I've been meaning to tinker with 5e mechanics, so lets make this an exercise in Epic Level Spells.
Per 3.5, an epic spell is developed from raw elements of magic called 'seeds' and connecting pieces called 'factors'. Every epic seed has a base DC, and every factor has a DC adjustment. When an epic spell is developed, the spellcaster spends resources and time to assemble the pieces that make up the epic spell. The base DCs of each seed are added together; then the DC adjustments of the factors are added to that total. The sum equals the final DC for the epic spell.
For this situation, lets pretend the war had reached some dire point.
Storm of Vengeance
DC 25Earthquake
DC 23+900% area
+36 DC84 DC total
I won't bother you with the details of where those numbers came from. 3.5 is... intricate.
Nothing is free, especially not the resources required to develop a spell that breaks the supposed laws of magic.
Monetary Cost: The development of an epic spell uses up raw materials costing a number of gp equal to 9000 x the final DC of the epic spell under development.
Development Time: Developing an epic spell takes one day for each 50k gp, rounded up to whole days.

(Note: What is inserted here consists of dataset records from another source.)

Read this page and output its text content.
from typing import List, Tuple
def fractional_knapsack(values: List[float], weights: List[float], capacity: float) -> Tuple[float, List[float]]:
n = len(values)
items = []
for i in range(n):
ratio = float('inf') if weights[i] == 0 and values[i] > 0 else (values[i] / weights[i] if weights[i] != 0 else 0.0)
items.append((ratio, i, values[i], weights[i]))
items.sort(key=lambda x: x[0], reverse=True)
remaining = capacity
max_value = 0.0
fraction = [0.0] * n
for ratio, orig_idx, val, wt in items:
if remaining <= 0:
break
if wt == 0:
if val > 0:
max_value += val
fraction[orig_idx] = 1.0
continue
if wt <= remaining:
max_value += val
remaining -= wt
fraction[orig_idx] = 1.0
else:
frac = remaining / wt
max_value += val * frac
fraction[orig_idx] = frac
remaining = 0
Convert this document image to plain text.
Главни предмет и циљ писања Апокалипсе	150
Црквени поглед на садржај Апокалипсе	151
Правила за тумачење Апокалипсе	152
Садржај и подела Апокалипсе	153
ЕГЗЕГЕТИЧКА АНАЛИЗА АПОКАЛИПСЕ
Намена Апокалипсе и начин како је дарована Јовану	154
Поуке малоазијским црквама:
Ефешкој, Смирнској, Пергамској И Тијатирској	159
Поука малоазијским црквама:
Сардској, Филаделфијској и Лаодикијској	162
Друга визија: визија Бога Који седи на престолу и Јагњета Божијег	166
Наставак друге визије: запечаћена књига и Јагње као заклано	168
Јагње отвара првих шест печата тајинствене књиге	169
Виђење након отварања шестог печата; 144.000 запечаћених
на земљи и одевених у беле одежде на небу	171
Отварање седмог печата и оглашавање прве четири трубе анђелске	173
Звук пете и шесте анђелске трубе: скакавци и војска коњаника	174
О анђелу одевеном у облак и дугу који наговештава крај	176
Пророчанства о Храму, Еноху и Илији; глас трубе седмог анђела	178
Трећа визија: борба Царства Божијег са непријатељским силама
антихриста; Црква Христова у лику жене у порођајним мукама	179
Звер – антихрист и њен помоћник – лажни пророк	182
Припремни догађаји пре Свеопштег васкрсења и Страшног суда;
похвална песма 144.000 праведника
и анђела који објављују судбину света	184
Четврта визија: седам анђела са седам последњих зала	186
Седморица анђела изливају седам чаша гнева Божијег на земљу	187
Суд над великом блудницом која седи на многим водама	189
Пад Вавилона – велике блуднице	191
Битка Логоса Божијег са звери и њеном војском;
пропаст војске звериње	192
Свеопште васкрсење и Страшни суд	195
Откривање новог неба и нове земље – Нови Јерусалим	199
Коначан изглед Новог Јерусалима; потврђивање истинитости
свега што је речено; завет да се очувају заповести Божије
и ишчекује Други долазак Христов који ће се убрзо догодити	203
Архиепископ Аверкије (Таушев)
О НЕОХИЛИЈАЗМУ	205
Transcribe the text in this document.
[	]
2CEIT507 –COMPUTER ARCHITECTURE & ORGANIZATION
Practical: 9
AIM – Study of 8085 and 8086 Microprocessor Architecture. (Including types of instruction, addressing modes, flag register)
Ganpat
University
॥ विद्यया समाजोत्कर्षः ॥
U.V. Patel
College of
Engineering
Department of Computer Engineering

XP Cost: To develop an epic spell, a caster must spend 1/25 of its resource price in experience points.
To cast an epic spell, a spellcaster makes a check against the epic spell's DC. If the check succeeds, the spell is cast. If the caster fails teh check, the epic spell fizzles and is lost.
The final DC is the most significant gauge of the epic spell's power. A spellcaster attempts to cast an epic spell by making an Arcana or Religion check against the epic spell's DC. Thus, a spellcaster knows immediately based on her own bonus what epic spells are within her capability to cast, which are risky, and which are beyond her.
Additional participants: You can develop epic spells specifically to require additional participants (sometimes called celebrants). Epic spellcasters might call such an epic spell a cooperative spell, a mythal, or a ceremonial spell. An epic spell developed as a ritual requires a specific number of additional participants, who each must use up one spell slot or a specified level for the day. During an epic spells development, the spell's creator determines the number of additional participants and the level of the spell slots to be contributed. If the exact number of spell casters does not partake in the casting, or if the casters do not each contribute the proper spell slot, the epic spell automatically fails. To participate, each celebrant readies an action to cintribute his or her raaw spell energy when the primary caster beings the epic spell.
Additional participants in a ritual spell reduce the DC. Each additional participant may only contribute one spell slot. It doesn't matter whether the additional participants are arcane or divine spellcasters; only the level of the spell slot contributed matters.
A contributed spell slot is treated as if normally cast.
Spell slot level contribute
1 -1 DC
2 -3 DC
3 -5 DC
4 -7 DC
5 -9 DC
6 -11 DC
7 -13 DC
8 -15 DC
9 -17 DC
A ritual epic spell requires all extra participants to stand as if casting for the same amount of time. If an extra participant is attacked while contributing a spell slot, the participant must make a Concentration check. If the attack disrupts the participant in the ritual, the epic spell is not necessarily ruined. However, the Spellcraft DC reduction that would have been provided by that additional participant cannot be applied to the final Spellcraft DC of the epic spell. Thus the ritual epic spell will be harder for the primary spell caster to cast.
Cast time + 1 minute -2 (max -20)
Cast time + 1 day -2 (max 100 days)
The above describes a Storm of Vengeance combined with Earthquake. I expanded the area from 360' to a full km. If the effect is several kilometers long, then the base DC would be +40 per extra kilometer. The extra costs to develop the spell and the efforts to mitigate its difficulty would also be greater. It is considered a ritual, its duration is 20 hours, and the DC for its effects are DC 30.
I think the point of Epic Spells, when designed by the game authors, was to make up mechanics that require story and plotting to cast the spells. They do, by definition, break the game and so shouldn't be easily accomplished.
There's a lot you could do if some nefarious villain discovered the notes and wanted to recreate the spell. Perhaps they devise some machine to extract XP from unwilling victims to fuel the development or casting (
-1 DC per 100 xp). Maybe an gnome starts an academy of magic so that the full student body can contribute to the casting, each with a 1st level spell. Could even be, someone wants to make the entire effect permanent (
total DCx5).
Anyway, that's how 3.5 would do it. I think the above makes sense for 5e as well.